19 July 2010

New renewable capacity tops fossil fuels again in US, Europe

Credit: GWEA
Credit: GWEA
In 2009, for the second year in a row, both the United States and Europe added more power capacity from renewable sources such as wind and solar than conventional sources like coal, gas and nuclear.

Renewables accounted for 60 percent of newly installed capacity in Europe and more than 50 percent in the U.S. in 2009, according to twin reports launched by the United Nations Environment Programme (UNEP) and the Renewable Energy Policy Network for the 21st Century (REN21).

The reports detail trends in the global green energy sector, including which sources attracted the greatest attention from investors and governments in different world regions.
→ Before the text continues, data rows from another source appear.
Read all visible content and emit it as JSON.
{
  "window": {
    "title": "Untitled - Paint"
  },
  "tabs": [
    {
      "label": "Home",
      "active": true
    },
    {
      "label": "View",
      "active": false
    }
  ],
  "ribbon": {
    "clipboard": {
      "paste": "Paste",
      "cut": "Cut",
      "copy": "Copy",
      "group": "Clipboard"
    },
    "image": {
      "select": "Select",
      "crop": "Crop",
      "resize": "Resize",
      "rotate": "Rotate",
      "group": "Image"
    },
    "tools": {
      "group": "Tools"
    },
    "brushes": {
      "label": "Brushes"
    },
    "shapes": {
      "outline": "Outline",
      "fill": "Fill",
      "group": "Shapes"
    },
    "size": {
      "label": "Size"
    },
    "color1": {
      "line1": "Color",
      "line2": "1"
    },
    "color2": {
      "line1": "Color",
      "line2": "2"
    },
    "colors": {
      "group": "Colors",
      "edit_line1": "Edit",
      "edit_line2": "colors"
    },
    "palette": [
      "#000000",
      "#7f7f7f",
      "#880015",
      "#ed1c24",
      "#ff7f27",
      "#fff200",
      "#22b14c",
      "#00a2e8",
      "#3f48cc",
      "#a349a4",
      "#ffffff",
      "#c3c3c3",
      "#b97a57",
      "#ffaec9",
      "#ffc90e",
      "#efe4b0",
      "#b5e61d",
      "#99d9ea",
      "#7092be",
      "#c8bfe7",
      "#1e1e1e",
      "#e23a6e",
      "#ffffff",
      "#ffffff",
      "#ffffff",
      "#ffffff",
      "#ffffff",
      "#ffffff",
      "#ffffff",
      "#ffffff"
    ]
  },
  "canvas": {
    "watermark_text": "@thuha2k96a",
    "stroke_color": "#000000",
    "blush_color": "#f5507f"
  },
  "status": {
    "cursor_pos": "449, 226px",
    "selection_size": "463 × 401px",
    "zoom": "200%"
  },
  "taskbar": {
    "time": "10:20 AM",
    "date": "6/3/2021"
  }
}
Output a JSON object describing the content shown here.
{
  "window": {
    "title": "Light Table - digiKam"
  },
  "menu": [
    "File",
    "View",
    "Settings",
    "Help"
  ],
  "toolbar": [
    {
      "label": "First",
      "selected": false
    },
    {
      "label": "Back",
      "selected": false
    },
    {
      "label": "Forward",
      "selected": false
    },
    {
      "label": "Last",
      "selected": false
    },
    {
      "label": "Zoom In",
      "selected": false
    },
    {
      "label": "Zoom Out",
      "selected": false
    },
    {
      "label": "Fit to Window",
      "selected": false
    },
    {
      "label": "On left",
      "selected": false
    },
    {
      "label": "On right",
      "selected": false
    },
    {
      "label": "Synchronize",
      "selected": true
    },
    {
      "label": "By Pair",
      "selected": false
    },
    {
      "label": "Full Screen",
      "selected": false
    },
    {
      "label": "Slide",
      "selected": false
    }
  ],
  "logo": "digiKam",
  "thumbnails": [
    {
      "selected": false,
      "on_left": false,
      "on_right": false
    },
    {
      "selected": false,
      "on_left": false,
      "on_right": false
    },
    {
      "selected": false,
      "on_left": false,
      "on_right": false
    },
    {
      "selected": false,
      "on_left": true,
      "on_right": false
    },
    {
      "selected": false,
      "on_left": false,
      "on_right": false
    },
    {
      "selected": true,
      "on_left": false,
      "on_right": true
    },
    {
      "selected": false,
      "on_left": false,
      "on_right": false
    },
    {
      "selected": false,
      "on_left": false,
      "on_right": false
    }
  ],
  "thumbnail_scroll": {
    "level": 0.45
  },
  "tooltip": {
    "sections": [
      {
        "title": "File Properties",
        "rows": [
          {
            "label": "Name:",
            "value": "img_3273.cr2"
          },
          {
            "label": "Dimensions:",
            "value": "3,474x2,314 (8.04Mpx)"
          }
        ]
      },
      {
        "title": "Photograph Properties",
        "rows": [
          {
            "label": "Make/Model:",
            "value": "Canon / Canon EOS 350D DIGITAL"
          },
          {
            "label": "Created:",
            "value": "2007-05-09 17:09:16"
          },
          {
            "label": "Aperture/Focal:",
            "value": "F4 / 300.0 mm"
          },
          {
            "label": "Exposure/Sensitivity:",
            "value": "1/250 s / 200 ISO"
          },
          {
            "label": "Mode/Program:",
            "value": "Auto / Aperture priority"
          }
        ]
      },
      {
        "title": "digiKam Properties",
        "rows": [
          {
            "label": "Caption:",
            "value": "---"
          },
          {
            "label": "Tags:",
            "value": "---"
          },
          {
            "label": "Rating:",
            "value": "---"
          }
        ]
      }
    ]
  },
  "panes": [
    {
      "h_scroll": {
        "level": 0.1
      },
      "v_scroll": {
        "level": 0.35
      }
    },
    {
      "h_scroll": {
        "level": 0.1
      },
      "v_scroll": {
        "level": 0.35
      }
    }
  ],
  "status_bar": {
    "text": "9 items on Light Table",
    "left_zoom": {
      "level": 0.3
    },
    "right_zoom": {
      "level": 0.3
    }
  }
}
Globally, nearly 80 gigawatts (GW) of renewable power capacity was added in 2009, including 31 GW of hydro and 48 GW of non-hydro capacity. This combined renewables figure is now closing in on the 83 GW of fossil-fuel, thermal capacity installed in the same year.

If the trend continues, then 2010 or 2011 could be the first year that new capacity added in low carbon power exceeds that in fossil-fuel stations.

The UNEP report was prepared by London-based Bloomberg New Energy Finance. The REN21 report was produced by a team of authors in collaboration with a global network of research partners.

Global investments in renewables also top

Credit: GWEA
Credit: GWEA
The reports say investment in core clean energy - new renewables, biofuels and energy efficiency -
decreased by 7 percent in 2009, to USD162 billion. Many sub-sectors declined significantly in money invested, including large utility-scale solar power and biofuels.

However, there was record investment in wind power. If spending on solar water heaters, as well as total installation costs for rooftop solar PV, were included, total investment in 2009 actually increased in 2009, bucking the economic trend.

New private and public sector investments in core clean energy leapt 53 percent in China in 2009. China added 37 GW of renewable power capacity, more than any other country.

Investment in renewable energy power capacity (excluding large hydro) in 2009 was comparable to that in fossil-fuel generation, at around USD100 billion each. If the estimated USD39 billion of investment in large hydro is included, then total investment in renewables exceeded that in fossil-fuel generation for the second successive year.

China surpassed the US in 2009 as the country with the greatest investment in clean energy. China's wind farm development was the strongest investment feature of the year by far, although there were other areas of strength worldwide in 2009, notably North Sea offshore wind investment and the financing of power storage and electric vehicle technology companies.

Wind power and solar PV additions reached a record high of 38 GW and 7 GW, respectively. Investment totals in utility-scale solar PV declined relative to 2008, partly a result of large drops in the costs of solar PV. However, this decline was offset by record investment in small-scale (rooftop) solar PV projects.

Pro-renewable policies critical to continuing growth

The reports also show that countries with policies encouraging renewable energy have roughly doubled from 55 in 2005 to more than 100 today - half of them in the developing world - and have played a critically important role in the sector's rapid growth.

"Favorable policies now in place in more than 100 countries have played a critical role in the strength of global renewable energy investments recently," said Mohamed El-Ashry, Chair of REN21.

"For the upward trend of renewable energy growth to continue, policy efforts now need to be taken to the next level and encourage a massive scale up of renewable technologies," he added.

"The relatively resilient performance of the sector during the current economic downturn shows that clean energy was not a bubble created by the late stages of the credit boom, but is instead an investment theme that will remain important for the years ahead," said Michael Liebreich, chief executive of Bloomberg New Energy Finance.

"There remains however a serious gap between the ambition and the science in terms of where the world needs to be in 2020 to avoid dangerous climate change. But what this five years of research underlines is that this gap is not unbridgeable," said UN Under-Secretary-General Achim Steiner, UNEP's Executive Director.

"Indeed, renewable energy is consistently and persistently bucking the trends and can play its part in realizing a low carbon, resource efficient Green Economy if government policy sends ever harder market signals to investors," he concluded.